Dotted Mnium Moss
The Dotted Mnium, Mnium punctatum, Hedw.Habit and habitat.-The Dotted Mnium may be looked for about cold springs and along the borders of mountain brooks.
It grows in loose dark or yellowish green tufts, each plant standing stiff and erect with rusty-brown hairs.
The leaves are large, not very close together on the stem and of a delicate translucent green. A hand lens will show them to have a hard, brown, entire margin notched at the rounded apex, and a tiny little point in the notch.
The fruits are not often found, but when present are oval, green cylinders with sharp-pointed lids, horizontal or inclined on slender pedicels.
Name.-The specific name, the Latin punctatum, dotted, was given by J. G. Hedwig, on account of the cell structure.
Plant (gametophyte).-Tall, robust, 3 to 6 inches high, the dark-green sterile shoots erect; all covered the whole length with brown filaments.

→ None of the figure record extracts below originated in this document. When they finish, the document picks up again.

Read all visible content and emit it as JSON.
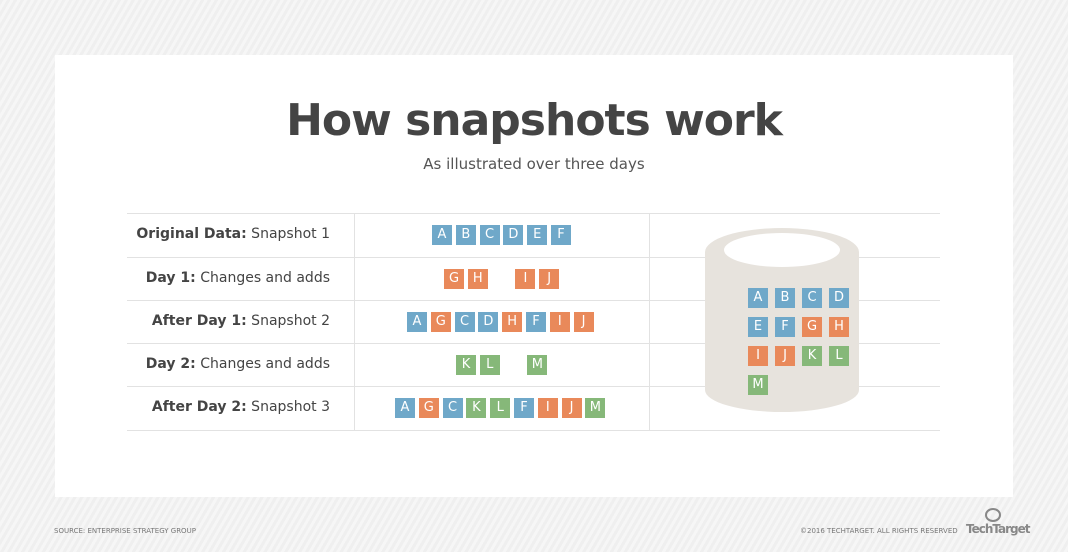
{
  "title": "How snapshots work",
  "subtitle": "As illustrated over three days",
  "colors": {
    "original": "#6fa8c9",
    "day1": "#e9895a",
    "day2": "#86b879"
  },
  "rows": [
    {
      "bold": "Original Data:",
      "rest": " Snapshot 1",
      "blocks": [
        [
          "A",
          "original"
        ],
        [
          "B",
          "original"
        ],
        [
          "C",
          "original"
        ],
        [
          "D",
          "original"
        ],
        [
          "E",
          "original"
        ],
        [
          "F",
          "original"
        ]
      ]
    },
    {
      "bold": "Day 1:",
      "rest": " Changes and adds",
      "blocks": [
        [
          "G",
          "day1"
        ],
        [
          "H",
          "day1"
        ],
        null,
        [
          "I",
          "day1"
        ],
        [
          "J",
          "day1"
        ]
      ]
    },
    {
      "bold": "After Day 1:",
      "rest": " Snapshot 2",
      "blocks": [
        [
          "A",
          "original"
        ],
        [
          "G",
          "day1"
        ],
        [
          "C",
          "original"
        ],
        [
          "D",
          "original"
        ],
        [
          "H",
          "day1"
        ],
        [
          "F",
          "original"
        ],
        [
          "I",
          "day1"
        ],
        [
          "J",
          "day1"
        ]
      ]
    },
    {
      "bold": "Day 2:",
      "rest": " Changes and adds",
      "blocks": [
        [
          "K",
          "day2"
        ],
        [
          "L",
          "day2"
        ],
        null,
        [
          "M",
          "day2"
        ]
      ]
    },
    {
      "bold": "After Day 2:",
      "rest": " Snapshot 3",
      "blocks": [
        [
          "A",
          "original"
        ],
        [
          "G",
          "day1"
        ],
        [
          "C",
          "original"
        ],
        [
          "K",
          "day2"
        ],
        [
          "L",
          "day2"
        ],
        [
          "F",
          "original"
        ],
        [
          "I",
          "day1"
        ],
        [
          "J",
          "day1"
        ],
        [
          "M",
          "day2"
        ]
      ]
    }
  ],
  "storage": [
    [
      "A",
      "original"
    ],
    [
      "B",
      "original"
    ],
    [
      "C",
      "original"
    ],
    [
      "D",
      "original"
    ],
    [
      "E",
      "original"
    ],
    [
      "F",
      "original"
    ],
    [
      "G",
      "day1"
    ],
    [
      "H",
      "day1"
    ],
    [
      "I",
      "day1"
    ],
    [
      "J",
      "day1"
    ],
    [
      "K",
      "day2"
    ],
    [
      "L",
      "day2"
    ],
    [
      "M",
      "day2"
    ]
  ],
  "footer": {
    "source": "SOURCE: ENTERPRISE STRATEGY GROUP",
    "copyright": "©2016 TECHTARGET. ALL RIGHTS RESERVED",
    "logo": "TechTarget"
  }
}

Leaves.-Remote on branches and stems, open, turned back from the stem, large, the lower round, oval, inserted on by the enlarged vein; the tipper 4 to 6 in a rosette, each leaf broadly oval, tapering toward the base; apex slightly notched, with a sharp point in the notch; margin entire, brown, thick and hard; vein purplish, abruptly vanishing near apex, extending down the stem.
Habit of flowering.-Male and female flowers on separate plants (dioicous) ; male plants more slender than the female, with but few stem leaves, and the leaves at the summit arranged as a rosette about the male flowers (antheridia).

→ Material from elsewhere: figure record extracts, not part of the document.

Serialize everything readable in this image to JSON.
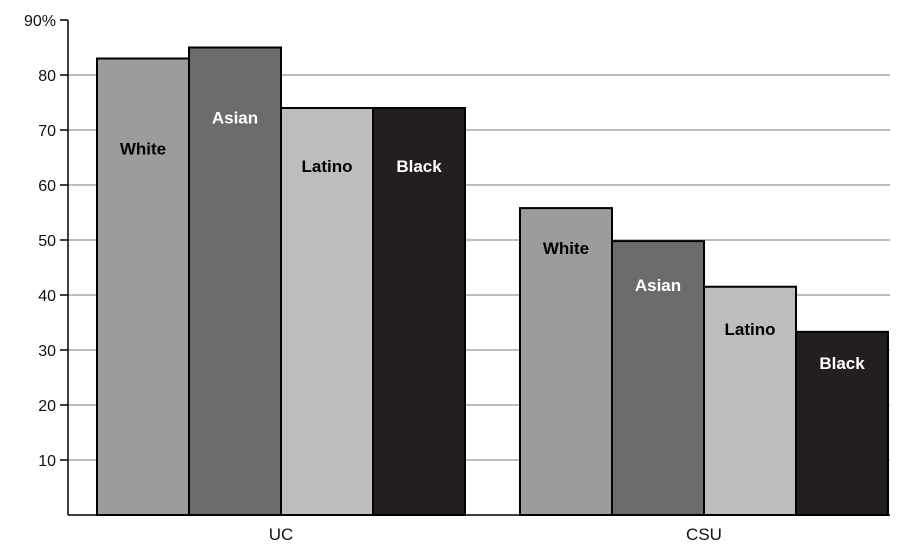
{
  "chart_data": {
    "type": "bar",
    "categories": [
      "UC",
      "CSU"
    ],
    "series": [
      {
        "name": "White",
        "values": [
          83,
          55.8
        ],
        "color": "#9c9c9c",
        "label_color": "#000000"
      },
      {
        "name": "Asian",
        "values": [
          85,
          49.8
        ],
        "color": "#6b6b6b",
        "label_color": "#ffffff"
      },
      {
        "name": "Latino",
        "values": [
          74,
          41.5
        ],
        "color": "#bdbdbd",
        "label_color": "#000000"
      },
      {
        "name": "Black",
        "values": [
          74,
          33.3
        ],
        "color": "#231f20",
        "label_color": "#ffffff"
      }
    ],
    "y_ticks": [
      "10",
      "20",
      "30",
      "40",
      "50",
      "60",
      "70",
      "80",
      "90%"
    ],
    "ylim": [
      0,
      90
    ],
    "grid": true,
    "title": "",
    "xlabel": "",
    "ylabel": ""
  }
}
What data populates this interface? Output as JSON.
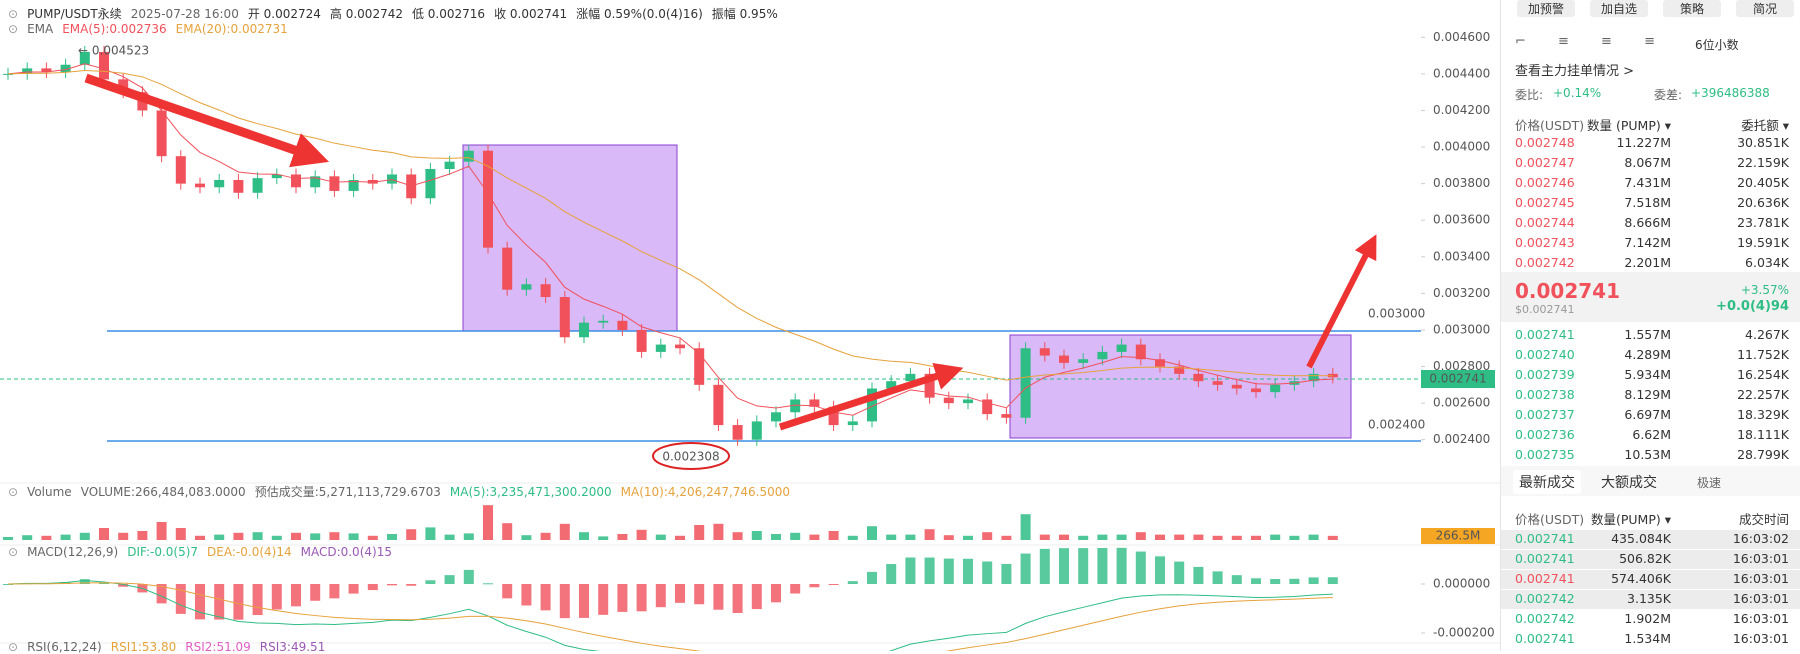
{
  "header": {
    "items": [
      "PUMP/USDT永续",
      "2025-07-28 16:00",
      "开 0.002724",
      "高 0.002742",
      "低 0.002716",
      "收 0.002741",
      "涨幅 0.59%(0.0(4)16)",
      "振幅 0.95%"
    ],
    "ema": [
      "EMA",
      "EMA(5):0.002736",
      "EMA(20):0.002731"
    ]
  },
  "chart": {
    "type": "candlestick",
    "ylim": [
      0.0023,
      0.0047
    ],
    "yticks": [
      {
        "value": 0.0046,
        "label": "0.004600"
      },
      {
        "value": 0.0044,
        "label": "0.004400"
      },
      {
        "value": 0.0042,
        "label": "0.004200"
      },
      {
        "value": 0.004,
        "label": "0.004000"
      },
      {
        "value": 0.0038,
        "label": "0.003800"
      },
      {
        "value": 0.0036,
        "label": "0.003600"
      },
      {
        "value": 0.0034,
        "label": "0.003400"
      },
      {
        "value": 0.0032,
        "label": "0.003200"
      },
      {
        "value": 0.003,
        "label": "0.003000"
      },
      {
        "value": 0.0028,
        "label": "0.002800"
      },
      {
        "value": 0.0026,
        "label": "0.002600"
      },
      {
        "value": 0.0024,
        "label": "0.002400"
      }
    ],
    "closes": [
      0.0044,
      0.00443,
      0.00441,
      0.00445,
      0.00452,
      0.00437,
      0.0043,
      0.0042,
      0.00395,
      0.0038,
      0.00378,
      0.00382,
      0.00375,
      0.00383,
      0.00385,
      0.00378,
      0.00384,
      0.00376,
      0.00382,
      0.0038,
      0.00385,
      0.00372,
      0.00388,
      0.00392,
      0.00398,
      0.00345,
      0.00322,
      0.00325,
      0.00318,
      0.00296,
      0.00304,
      0.00305,
      0.003,
      0.00288,
      0.00292,
      0.0029,
      0.0027,
      0.00248,
      0.0024,
      0.0025,
      0.00255,
      0.00262,
      0.00258,
      0.00248,
      0.0025,
      0.00268,
      0.00272,
      0.00276,
      0.00263,
      0.0026,
      0.00262,
      0.00254,
      0.00252,
      0.0029,
      0.00286,
      0.00282,
      0.00284,
      0.00288,
      0.00292,
      0.00284,
      0.0028,
      0.00276,
      0.00272,
      0.0027,
      0.00268,
      0.00266,
      0.0027,
      0.00272,
      0.00276,
      0.002741
    ],
    "up_color": "#2ebd85",
    "down_color": "#f0515b",
    "high_label": "← 0.004523",
    "low_label": "0.002308",
    "level_high": "0.003000",
    "level_low": "0.002400",
    "last_label": "0.002741"
  },
  "volume": {
    "items": [
      "Volume",
      "VOLUME:266,484,083.0000",
      "预估成交量:5,271,113,729.6703",
      "MA(5):3,235,471,300.2000",
      "MA(10):4,206,247,746.5000"
    ],
    "last_label": "266.5M"
  },
  "macd": {
    "items": [
      "MACD(12,26,9)",
      "DIF:-0.0(5)7",
      "DEA:-0.0(4)14",
      "MACD:0.0(4)15"
    ],
    "yticks": [
      {
        "value": 0,
        "label": "0.000000"
      },
      {
        "value": -0.0002,
        "label": "-0.000200"
      }
    ]
  },
  "rsi": {
    "items": [
      "RSI(6,12,24)",
      "RSI1:53.80",
      "RSI2:51.09",
      "RSI3:49.51"
    ]
  },
  "panel": {
    "buttons": [
      "加预警",
      "加自选",
      "策略",
      "简况"
    ],
    "decimals": "6位小数",
    "depth_link": "查看主力挂单情况 >",
    "ratio_label": "委比:",
    "ratio": "+0.14%",
    "diff_label": "委差:",
    "diff": "+396486388",
    "book_headers": [
      "价格(USDT)",
      "数量 (PUMP) ▾",
      "委托额 ▾"
    ],
    "asks": [
      [
        "0.002748",
        "11.227M",
        "30.851K"
      ],
      [
        "0.002747",
        "8.067M",
        "22.159K"
      ],
      [
        "0.002746",
        "7.431M",
        "20.405K"
      ],
      [
        "0.002745",
        "7.518M",
        "20.636K"
      ],
      [
        "0.002744",
        "8.666M",
        "23.781K"
      ],
      [
        "0.002743",
        "7.142M",
        "19.591K"
      ],
      [
        "0.002742",
        "2.201M",
        "6.034K"
      ]
    ],
    "mid_price": "0.002741",
    "mid_usd": "$0.002741",
    "mid_pct": "+3.57%",
    "mid_change": "+0.0(4)94",
    "bids": [
      [
        "0.002741",
        "1.557M",
        "4.267K"
      ],
      [
        "0.002740",
        "4.289M",
        "11.752K"
      ],
      [
        "0.002739",
        "5.934M",
        "16.254K"
      ],
      [
        "0.002738",
        "8.129M",
        "22.257K"
      ],
      [
        "0.002737",
        "6.697M",
        "18.329K"
      ],
      [
        "0.002736",
        "6.62M",
        "18.111K"
      ],
      [
        "0.002735",
        "10.53M",
        "28.799K"
      ]
    ],
    "tabs": [
      "最新成交",
      "大额成交"
    ],
    "fast": "极速",
    "trade_headers": [
      "价格(USDT)",
      "数量(PUMP) ▾",
      "成交时间"
    ],
    "trades": [
      {
        "cells": [
          "0.002741",
          "435.084K",
          "16:03:02"
        ],
        "color": "#2ebd85"
      },
      {
        "cells": [
          "0.002741",
          "506.82K",
          "16:03:01"
        ],
        "color": "#2ebd85"
      },
      {
        "cells": [
          "0.002741",
          "574.406K",
          "16:03:01"
        ],
        "color": "#f0515b"
      },
      {
        "cells": [
          "0.002742",
          "3.135K",
          "16:03:01"
        ],
        "color": "#2ebd85"
      },
      {
        "cells": [
          "0.002742",
          "1.902M",
          "16:03:01"
        ],
        "color": "#2ebd85"
      },
      {
        "cells": [
          "0.002741",
          "1.534M",
          "16:03:01"
        ],
        "color": "#2ebd85"
      }
    ]
  }
}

Veil (calyplra).-Split up one side, remaining on the sporecase all winter but falling early in the spring.
Spore-case.-Oval, green when mature, brown when older, ovate-oblong, somewhat pendulous, finally horizontal.
Pedicel.-Long and pale, usually solitary.
Lid (operculum).-Acutely beaked.
Annulus.-Narrow, rolling back as the lid is pushed off.
Teeth (peristome).-As in the genus.
Spores.-Mature in spring.
Distribution.-America, Europe, Asia.